In this case, if the granny flat was not used for assessable income producing purposes (e.g. it was not rented at arms-length to the occupier – whoever that may be) then there will be no CGT on the sale of the main residence, provided it otherwise qualifies for the CGT main residence exemption. This will be the case if the dwelling was not used for producing assessable income and if it qualified as the taxpayer’s main residence throughout the ownership period.
In addition, the adjacent land to the dwelling must be less than 2 hectares and must be “mainly used for private or domestic purposes in association with the main residence”– which would apply in the case of an unattached granny flat that was not rented at arm’s length.
On the other hand, a granny flat that was rented at arm’s length (as opposed to the occupier assisting with the payment of outgoings such as electricity and water rates) will have different consequences. In this case, a partial exemption would apply under s 118-190 of the ITAA 1997 on the basis that the main residence was also used for income producing purposes.

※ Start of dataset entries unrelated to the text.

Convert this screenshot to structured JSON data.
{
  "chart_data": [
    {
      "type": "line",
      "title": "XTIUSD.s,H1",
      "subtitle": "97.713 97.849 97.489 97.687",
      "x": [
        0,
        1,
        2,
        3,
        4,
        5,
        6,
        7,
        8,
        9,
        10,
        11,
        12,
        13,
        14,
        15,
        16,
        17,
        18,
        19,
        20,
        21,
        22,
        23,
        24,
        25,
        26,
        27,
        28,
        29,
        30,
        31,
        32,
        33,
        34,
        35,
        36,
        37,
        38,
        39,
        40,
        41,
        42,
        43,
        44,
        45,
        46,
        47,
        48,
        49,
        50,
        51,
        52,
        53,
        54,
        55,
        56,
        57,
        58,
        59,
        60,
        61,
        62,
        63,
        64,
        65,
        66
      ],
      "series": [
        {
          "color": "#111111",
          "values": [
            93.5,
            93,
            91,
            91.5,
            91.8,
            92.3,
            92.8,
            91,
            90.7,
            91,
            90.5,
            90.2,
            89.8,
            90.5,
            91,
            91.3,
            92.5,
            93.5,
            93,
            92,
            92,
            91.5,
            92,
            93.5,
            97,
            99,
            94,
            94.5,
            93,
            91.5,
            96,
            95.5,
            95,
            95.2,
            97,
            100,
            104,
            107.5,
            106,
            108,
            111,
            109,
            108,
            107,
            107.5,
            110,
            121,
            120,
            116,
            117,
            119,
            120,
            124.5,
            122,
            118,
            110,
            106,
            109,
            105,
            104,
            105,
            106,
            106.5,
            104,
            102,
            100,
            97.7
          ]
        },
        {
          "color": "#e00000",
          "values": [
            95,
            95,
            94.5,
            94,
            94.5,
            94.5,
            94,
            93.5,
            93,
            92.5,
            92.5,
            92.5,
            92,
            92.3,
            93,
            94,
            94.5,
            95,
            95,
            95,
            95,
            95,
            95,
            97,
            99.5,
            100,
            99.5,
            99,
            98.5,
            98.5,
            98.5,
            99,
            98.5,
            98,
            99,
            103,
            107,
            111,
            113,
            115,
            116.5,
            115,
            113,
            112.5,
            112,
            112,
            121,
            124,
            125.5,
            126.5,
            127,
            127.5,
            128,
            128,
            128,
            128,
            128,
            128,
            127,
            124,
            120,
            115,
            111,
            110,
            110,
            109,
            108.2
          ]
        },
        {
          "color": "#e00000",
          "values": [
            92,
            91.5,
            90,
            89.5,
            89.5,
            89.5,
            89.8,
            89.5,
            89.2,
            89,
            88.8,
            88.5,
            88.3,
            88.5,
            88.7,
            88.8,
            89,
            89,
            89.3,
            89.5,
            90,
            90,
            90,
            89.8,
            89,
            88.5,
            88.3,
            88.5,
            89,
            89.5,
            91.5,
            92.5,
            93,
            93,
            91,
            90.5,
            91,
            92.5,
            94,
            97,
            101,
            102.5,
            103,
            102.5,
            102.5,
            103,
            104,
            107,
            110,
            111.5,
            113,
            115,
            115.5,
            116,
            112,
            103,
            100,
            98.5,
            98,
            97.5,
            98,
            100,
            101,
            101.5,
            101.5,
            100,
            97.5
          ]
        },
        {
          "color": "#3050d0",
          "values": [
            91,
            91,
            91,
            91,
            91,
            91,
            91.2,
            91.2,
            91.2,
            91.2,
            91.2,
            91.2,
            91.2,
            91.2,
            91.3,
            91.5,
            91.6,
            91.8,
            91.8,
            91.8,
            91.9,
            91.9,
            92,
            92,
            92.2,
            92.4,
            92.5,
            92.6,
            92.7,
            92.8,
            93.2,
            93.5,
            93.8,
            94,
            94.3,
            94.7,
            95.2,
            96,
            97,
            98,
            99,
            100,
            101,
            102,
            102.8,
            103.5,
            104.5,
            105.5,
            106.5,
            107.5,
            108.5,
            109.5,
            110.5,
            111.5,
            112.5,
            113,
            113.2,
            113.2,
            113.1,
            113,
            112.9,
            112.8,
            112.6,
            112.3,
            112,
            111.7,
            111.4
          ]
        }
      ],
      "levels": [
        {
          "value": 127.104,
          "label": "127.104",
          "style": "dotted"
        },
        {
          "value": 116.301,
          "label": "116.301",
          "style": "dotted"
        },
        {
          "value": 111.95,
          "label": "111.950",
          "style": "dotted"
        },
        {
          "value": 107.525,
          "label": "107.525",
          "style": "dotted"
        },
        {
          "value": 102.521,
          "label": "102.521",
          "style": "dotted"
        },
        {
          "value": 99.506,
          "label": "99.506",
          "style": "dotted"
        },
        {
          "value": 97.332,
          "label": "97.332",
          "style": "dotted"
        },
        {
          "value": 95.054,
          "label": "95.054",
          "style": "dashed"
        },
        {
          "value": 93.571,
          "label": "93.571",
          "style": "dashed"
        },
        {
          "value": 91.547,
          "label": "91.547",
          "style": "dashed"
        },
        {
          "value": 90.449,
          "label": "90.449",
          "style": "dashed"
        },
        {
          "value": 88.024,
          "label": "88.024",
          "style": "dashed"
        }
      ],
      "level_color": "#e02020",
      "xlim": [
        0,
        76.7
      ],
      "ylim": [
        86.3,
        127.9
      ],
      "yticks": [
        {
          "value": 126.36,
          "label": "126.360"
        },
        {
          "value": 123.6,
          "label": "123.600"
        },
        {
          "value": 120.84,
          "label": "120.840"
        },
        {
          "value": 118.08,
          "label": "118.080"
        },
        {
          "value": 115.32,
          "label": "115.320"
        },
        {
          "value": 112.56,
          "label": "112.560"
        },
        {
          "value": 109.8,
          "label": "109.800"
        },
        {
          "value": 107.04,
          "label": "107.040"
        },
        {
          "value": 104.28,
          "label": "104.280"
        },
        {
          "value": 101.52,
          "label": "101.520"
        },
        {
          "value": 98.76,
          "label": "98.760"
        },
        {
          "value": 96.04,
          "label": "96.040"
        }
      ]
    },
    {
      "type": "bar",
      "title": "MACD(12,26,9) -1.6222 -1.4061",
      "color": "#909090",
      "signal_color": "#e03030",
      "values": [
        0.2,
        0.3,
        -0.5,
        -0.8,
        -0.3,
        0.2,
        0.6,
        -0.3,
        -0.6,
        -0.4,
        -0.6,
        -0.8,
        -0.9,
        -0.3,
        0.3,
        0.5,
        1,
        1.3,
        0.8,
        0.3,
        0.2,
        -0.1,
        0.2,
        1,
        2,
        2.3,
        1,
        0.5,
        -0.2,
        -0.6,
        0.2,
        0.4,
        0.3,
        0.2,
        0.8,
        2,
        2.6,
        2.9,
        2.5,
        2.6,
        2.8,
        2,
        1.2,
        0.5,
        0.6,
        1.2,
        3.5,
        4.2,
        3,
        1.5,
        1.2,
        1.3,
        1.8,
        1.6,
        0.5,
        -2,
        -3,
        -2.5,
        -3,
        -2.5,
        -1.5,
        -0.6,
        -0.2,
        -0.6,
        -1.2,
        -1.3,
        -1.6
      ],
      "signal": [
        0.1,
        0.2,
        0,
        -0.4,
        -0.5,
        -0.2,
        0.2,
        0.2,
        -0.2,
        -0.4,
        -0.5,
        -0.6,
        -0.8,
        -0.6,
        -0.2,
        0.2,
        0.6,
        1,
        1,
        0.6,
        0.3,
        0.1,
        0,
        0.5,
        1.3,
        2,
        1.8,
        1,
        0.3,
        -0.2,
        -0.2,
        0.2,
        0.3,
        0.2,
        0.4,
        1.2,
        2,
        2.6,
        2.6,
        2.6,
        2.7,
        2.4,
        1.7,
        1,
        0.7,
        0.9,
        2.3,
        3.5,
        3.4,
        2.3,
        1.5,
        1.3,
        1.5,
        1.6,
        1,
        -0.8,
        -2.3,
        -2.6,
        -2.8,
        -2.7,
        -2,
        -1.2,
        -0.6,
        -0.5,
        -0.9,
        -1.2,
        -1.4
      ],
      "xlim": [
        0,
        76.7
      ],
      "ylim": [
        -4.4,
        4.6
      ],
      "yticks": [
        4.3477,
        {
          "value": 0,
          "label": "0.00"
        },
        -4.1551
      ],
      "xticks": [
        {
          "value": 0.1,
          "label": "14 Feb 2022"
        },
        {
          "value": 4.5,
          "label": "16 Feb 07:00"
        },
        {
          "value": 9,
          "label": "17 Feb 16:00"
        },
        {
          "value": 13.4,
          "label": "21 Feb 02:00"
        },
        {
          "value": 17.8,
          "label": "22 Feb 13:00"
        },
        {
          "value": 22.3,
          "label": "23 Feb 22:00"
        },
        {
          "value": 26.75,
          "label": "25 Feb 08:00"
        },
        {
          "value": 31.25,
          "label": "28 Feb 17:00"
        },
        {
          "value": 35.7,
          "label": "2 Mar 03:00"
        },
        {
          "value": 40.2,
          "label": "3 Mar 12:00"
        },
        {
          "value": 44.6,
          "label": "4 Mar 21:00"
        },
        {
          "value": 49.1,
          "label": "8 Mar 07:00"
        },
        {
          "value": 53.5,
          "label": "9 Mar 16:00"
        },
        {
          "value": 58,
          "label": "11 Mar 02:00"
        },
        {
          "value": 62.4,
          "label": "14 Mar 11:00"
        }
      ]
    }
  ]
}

This partial exemption would be calculated on the basis of the extent to which the main residence was used for income producing purposes (typically, floor area space) and the period for which it was so used, i.e. the number of years in the taxpayer’s ownership period. (See the example in s 118-190.)
Also, where a granny flat is used for producing assessable income, the CGT small business concessions cannot be used to reduce any assessable capital gain in these circumstances. This is because the taxpayer would not be considered to be carrying on a business in respect of such rental activities.
It should also be understood that the CGT rules that apply to the sale of a main residence with a granny also apply where the main residence is affected by other “relevant” CGT events. These include CGT event C1 (the loss or destruction of an asset or part of an asset); CGT event E1 (the creation of a trust over the asset); and CGT event K4 (where the dwelling ceases to be a CGT asset – e.g. it becomes trading stock on being ventured into a property development activity). See s 118-110(2) for full list of relevant events.
Finally, the effect of s 118-165 should also be noted. It provides that where adjacent land to a dwelling is subject to a CGT event, separately from a CGT event happening to the dwelling, then that CGT event will trigger CGT liabilities. In other words, where adjacent land to a main residence is sold separately from the main residence itself, then CGT will apply to that sale (e.g. on subdivision and sale of part of the backyard).
And in the context of granny flats, where that adjacent land contains an unattached granny flat, it will be caught up in this CGT liability – regardless of whether the granny flat was rented or not. This is because the rule in s 118-165 applies to capture a gain or loss where a CGT event does not happen to the whole of the main residence (including adjacent land) – regardless of how that adjacent land has been used.